Samira at about 10 weeks
Parushta at about 10 weeks
Speaking of registering, we have both Samira and Parushta registered: their full names are “Abayomi Samira Nubbins” and “Abayomi Parushta Strutsalot”. The other cats don’t seem very jealous 😉
Samira and Parushta are all grown up now. However, you would never know this from their behaviour. A normal day involves climbing every cabinet in the house, hiding in / pushing around /knocking over boxes and bags, and rumbling around the house, up and down stairs at breakneck speed.
Parushta loves to play fetch, but generally only when he initiates the game. He’s also a truly loving cat, head butting and purring the instant you touch him. He is also quite commonly curled up or sprawled out on Irene’s legs when she is reclining on our couch.
Samira is slightly more reticent: she has her “spots”, like when she’s in a box, or near the sink, or by a food bowl, when petting and purring are quite acceptable. However, most of the time she is racing around or curled up in one of her favourite “warm” spots, which generally do not include humans.

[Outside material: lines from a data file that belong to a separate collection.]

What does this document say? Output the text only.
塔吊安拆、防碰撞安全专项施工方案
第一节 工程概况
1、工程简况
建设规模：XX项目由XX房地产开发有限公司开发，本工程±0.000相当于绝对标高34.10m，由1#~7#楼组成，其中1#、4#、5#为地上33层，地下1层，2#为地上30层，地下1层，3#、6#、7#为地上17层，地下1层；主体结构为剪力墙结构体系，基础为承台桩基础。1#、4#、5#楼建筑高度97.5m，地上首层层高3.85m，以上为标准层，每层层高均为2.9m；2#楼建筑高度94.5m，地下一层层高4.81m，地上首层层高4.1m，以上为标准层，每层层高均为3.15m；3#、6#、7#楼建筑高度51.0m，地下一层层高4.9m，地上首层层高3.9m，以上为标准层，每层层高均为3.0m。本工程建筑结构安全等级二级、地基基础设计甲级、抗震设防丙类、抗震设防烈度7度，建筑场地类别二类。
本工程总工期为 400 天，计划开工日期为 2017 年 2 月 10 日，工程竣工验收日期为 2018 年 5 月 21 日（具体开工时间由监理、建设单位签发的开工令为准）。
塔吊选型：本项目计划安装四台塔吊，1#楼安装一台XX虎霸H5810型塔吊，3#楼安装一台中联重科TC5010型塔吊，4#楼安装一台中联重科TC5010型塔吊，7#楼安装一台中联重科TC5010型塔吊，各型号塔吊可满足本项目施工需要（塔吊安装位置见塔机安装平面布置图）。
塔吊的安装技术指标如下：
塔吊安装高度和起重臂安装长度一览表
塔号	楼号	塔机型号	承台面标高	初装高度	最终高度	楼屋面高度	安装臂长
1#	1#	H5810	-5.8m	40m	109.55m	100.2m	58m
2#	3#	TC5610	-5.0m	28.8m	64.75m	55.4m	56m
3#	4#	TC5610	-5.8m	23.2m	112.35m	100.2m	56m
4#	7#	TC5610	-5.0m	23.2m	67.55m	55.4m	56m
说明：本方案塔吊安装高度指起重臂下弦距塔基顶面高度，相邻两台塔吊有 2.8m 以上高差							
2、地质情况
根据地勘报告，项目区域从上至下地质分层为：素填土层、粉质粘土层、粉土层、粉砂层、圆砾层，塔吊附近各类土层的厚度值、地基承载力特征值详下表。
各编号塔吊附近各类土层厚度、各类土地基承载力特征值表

Both of them like batting and carrying things around. They have gradually stopped stealing every stuffed toy animal from Irene’s shelves, but only because we’ve given them a few of the “critters” to play with. One, a soft / floppy racoon about the size of a rolled up pair of socks, is part of a special game I play with them. The racoon is placed by me in various “high up” places around the house: on top of cupboards or shelves, the fridge, or something similar. The Abys then have to find him, and put him somewhere obvious like in the middle of the floor or at the foot of our bed. The game then repeats, with a different “hiding” place each time.